When it is my turn, the wife, in her slightly sour self,  asks me “So, you’re going to be a teacher?”  I say, “I already am a teacher” in a tired way because I am sick of being in a room without windows. “What do you teach?”, she counters dryly.  When I say “ceramics”  she lights up like a bulb. “Really?!  Can you teach me?  Can I make this?”,  she says as she touches a four inch light green ceramic pot housing a small fake tree. “Yes”, and for a few minutes we talk ceramics and it is the first time I have seen her look alive in all the years I’ve been there.

Then I go with him into the closet like area with the machine. I am amazed (again) at the comfortable and easy way he takes each finger and rolls it around on the screen. I think of how many hands he has held and how he does it with nothing extra and it is somehow actually enjoyable.

When I get home, I scan and send the fingerprints and form to Angelica.

Five minutes later I get three emails from her. The first two are auto-response explanations about how is she out of the office until some unforseen time. The third one is actually from her.

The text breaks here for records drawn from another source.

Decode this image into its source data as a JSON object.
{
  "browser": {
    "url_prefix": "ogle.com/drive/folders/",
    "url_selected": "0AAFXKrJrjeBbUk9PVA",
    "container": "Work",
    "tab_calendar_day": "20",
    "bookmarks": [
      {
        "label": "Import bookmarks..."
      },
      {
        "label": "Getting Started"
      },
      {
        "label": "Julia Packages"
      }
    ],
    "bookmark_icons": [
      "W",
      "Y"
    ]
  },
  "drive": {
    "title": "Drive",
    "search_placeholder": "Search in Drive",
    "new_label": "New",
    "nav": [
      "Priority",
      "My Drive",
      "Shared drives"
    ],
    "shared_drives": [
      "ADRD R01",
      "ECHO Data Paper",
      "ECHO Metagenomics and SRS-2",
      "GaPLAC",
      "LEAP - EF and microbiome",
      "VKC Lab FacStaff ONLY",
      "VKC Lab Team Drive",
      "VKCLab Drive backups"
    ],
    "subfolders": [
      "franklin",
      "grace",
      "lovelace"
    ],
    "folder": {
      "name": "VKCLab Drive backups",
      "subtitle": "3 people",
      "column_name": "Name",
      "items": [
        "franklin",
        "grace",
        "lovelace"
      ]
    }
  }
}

She says that under no circumstamnces whatsoever will they accept fingerprints done anywhere else but the Oakland Unified School District office and that she is there from 8 to 5 every day and that I need to come down there, pay again, and have them done again.

She is waiting for my response.

She won’t get one.

What’s gone

I look at the framed photograph on the window sill of my mother with my daughter and all of a sudden my mind jumps to “she’s gone” and for a moment I wonder “who?”

The sure side comes in and says “Mom died”  but somehow my daughter in the picture as a three year old is gone as well. An almost seventeen year old is not a three year old.

Still part of the three year old remains, just as part of my mother remains.

Here and not here. Like most of existence; here and not here. Partly somewhere else but where?

In Another’s shoes

I notice a tourist couple, with their map, disagreeing sort of, but not quite enough to be decisive. Then one makes a move away down the street toward the tunnel and the other begins to hasten after.
The tunnel is dingy and dark while (on their map) one street over is the more exciting and unusual. Who would willingly walk through that tunnel? is what I’m thinking. In all the years I’ve lived here… is what I’m thinking.

So I try to help. I say, “Do you need help?” thinking I will now tell them how to walk through the grand gate guarded by dragons, one block over (on their map).

They ignore me. They do not understand english and are speaking a language I don’t understand but am guessing is eastern european by the way they look.

At first I am irritated and mumble to myself, “They don’t think they need help but they do.”

Then I see that they need to walk through the tunnel and I need to return to my own business.

Waking Up

After watching the digital clock for a while, she decides on getting up at four in the morning rather than lying in the darkness any longer. It’s the darkness in her mind keeping her up anyway. Better to turn on the lights.

She almost falls asleep on the train going to her morning class and almost asleep again coming home. So when she gets home, she lies down and goes to sleep.

She wakes up in the dark. This is rain dark, not night dark. Wondering why hunger follows afternoon naps, she opens the frig to find it mostly empty.

After the cashier has rung up the grocery cart with two hundred dollars worth of selected items, she realizes her wallet is on the kitchen table at home. She explains. She goes home. She comes back.

The cashier is kind, and he says, “No worries, You are not alone”, meaning this happens all the time.

Confused at the payment keypad between “CLEAR” and “ACCEPT”, she decides on “ACCEPT” because it’s green and likes that he has told her she is not alone.

Outside, near the entrance to the grocery store, someone has permanently written in once wet cement “The Dali Lama” under an also permanent sentence.

The sentence says, “Find hope in the darkness and focus on the light”.